Personal information
- Born: February 26, 1972 Merced, California, U.S.
- Died: October 23, 2020 (aged 48) Arizona, U.S.

Career information
- High school: Merced (CA)
- College: Washington State
- NFL draft: 1995: undrafted

Career history

Playing
- Birmingham Barracudas (1995)*; Dallas Cowboys (1996)*; Edmonton Eskimos (1997)*;
- * Offseason and/or practice squad member only

Coaching
- Merced Union HS (1995) Secondary coach; Willamette (1996–1997) Secondary coach; Boise State (1998–1999) Graduate assistant / secondary; Montana State (2000–2002) Secondary coach; Utah State (2003–2004) Secondary coach; Utah State (2005–2008) Cornerbacks coach; Green Bay Packers (2009–2010) Offensive quality control; Green Bay Packers (2011) Assistant wide receivers / special teams; Green Bay Packers (2012–2013) Offensive assistant / special teams; Green Bay Packers (2014–2016) Defensive quality control; Los Angeles Rams (2016) Special teams & Defensive consultant; Oregon State (2017) Safeties coach; Arizona (2018–2019) Safeties coach;

Awards and highlights
- Super Bowl champion (XLV);

= John Rushing =

American football player and coach (born 1972–2020)

John Rushing (February 26, 1972 – October 23, 2020) was an American college and professional football assistant coach who previously served as the safeties coach at the University of Arizona.
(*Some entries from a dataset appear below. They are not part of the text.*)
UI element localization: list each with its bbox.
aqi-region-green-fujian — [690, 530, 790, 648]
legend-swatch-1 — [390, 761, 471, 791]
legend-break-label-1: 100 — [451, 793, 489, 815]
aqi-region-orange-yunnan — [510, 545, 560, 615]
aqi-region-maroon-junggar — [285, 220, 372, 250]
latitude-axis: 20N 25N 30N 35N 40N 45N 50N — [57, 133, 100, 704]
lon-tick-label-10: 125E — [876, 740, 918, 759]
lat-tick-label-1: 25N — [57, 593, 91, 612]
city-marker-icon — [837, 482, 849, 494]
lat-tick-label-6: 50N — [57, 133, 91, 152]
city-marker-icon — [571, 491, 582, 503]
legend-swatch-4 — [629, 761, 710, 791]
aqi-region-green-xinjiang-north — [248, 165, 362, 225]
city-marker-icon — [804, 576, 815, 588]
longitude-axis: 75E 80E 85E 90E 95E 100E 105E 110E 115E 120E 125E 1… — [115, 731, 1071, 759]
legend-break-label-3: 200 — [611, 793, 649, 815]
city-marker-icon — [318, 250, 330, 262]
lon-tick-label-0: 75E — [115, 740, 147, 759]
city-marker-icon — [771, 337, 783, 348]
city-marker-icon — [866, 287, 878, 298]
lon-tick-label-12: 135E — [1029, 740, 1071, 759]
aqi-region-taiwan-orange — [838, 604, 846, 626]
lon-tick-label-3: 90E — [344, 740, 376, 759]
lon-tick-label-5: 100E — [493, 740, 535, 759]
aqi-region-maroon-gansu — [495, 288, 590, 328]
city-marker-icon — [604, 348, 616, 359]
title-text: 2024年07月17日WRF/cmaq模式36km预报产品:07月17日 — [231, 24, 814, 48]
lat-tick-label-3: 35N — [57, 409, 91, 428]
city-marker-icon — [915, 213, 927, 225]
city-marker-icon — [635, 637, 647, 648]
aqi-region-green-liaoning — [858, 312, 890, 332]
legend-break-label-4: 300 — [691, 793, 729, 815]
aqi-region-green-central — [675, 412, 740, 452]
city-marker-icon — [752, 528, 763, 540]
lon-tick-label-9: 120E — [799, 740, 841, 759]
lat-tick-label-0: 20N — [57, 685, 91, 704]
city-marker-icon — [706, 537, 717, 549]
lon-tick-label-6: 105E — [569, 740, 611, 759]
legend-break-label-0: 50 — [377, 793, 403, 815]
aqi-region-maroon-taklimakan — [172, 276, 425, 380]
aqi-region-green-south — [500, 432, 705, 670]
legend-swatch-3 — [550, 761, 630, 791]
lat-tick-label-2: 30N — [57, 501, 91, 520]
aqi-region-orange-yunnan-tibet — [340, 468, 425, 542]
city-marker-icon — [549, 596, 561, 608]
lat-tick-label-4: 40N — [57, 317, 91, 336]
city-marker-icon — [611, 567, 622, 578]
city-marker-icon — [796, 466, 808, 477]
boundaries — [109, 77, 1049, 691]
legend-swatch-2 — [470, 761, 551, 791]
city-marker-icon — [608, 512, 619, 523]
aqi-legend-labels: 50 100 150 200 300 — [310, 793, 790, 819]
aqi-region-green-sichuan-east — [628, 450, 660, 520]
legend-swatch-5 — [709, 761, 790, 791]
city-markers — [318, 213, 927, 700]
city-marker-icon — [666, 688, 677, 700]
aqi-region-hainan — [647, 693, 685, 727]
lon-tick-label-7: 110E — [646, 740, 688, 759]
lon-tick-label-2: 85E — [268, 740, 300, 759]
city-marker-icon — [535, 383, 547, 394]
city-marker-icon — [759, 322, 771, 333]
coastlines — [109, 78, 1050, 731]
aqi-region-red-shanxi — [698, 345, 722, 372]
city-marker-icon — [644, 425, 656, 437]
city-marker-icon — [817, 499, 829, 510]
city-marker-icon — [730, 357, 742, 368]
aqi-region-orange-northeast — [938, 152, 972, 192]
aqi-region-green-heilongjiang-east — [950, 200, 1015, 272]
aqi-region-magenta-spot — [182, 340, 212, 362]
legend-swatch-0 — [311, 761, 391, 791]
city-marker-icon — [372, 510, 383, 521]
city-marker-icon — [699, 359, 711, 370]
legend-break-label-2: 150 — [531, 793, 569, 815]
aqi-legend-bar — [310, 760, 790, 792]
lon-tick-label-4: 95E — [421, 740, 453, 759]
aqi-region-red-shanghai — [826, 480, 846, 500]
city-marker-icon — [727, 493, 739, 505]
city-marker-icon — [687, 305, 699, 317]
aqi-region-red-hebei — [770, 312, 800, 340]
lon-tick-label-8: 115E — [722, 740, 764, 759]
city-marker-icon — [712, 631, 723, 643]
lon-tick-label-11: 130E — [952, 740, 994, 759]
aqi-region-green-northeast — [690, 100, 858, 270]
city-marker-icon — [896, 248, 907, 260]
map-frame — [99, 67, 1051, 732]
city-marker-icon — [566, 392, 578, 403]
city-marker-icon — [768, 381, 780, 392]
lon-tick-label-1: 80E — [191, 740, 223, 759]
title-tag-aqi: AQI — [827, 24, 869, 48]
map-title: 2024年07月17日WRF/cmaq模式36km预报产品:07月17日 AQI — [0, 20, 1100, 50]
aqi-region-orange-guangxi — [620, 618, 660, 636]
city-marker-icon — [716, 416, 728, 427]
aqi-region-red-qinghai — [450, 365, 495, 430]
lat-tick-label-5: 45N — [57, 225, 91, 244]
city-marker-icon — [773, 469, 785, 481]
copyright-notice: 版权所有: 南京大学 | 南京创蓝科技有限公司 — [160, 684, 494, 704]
Rushing served for six years as a defensive coach at Utah State University and was the secondary coach for three other college programs.

Born and raised in Merced, California, Rushing played college football at Washington State University in Pullman under head coach Mike Price, and was a four-year starter as a defensive back for the Cougars.

His brother is Hamilton Tiger-Cats wide receiver Kevin Robinson.

Rushing died on October 23, 2020, at the age of 48.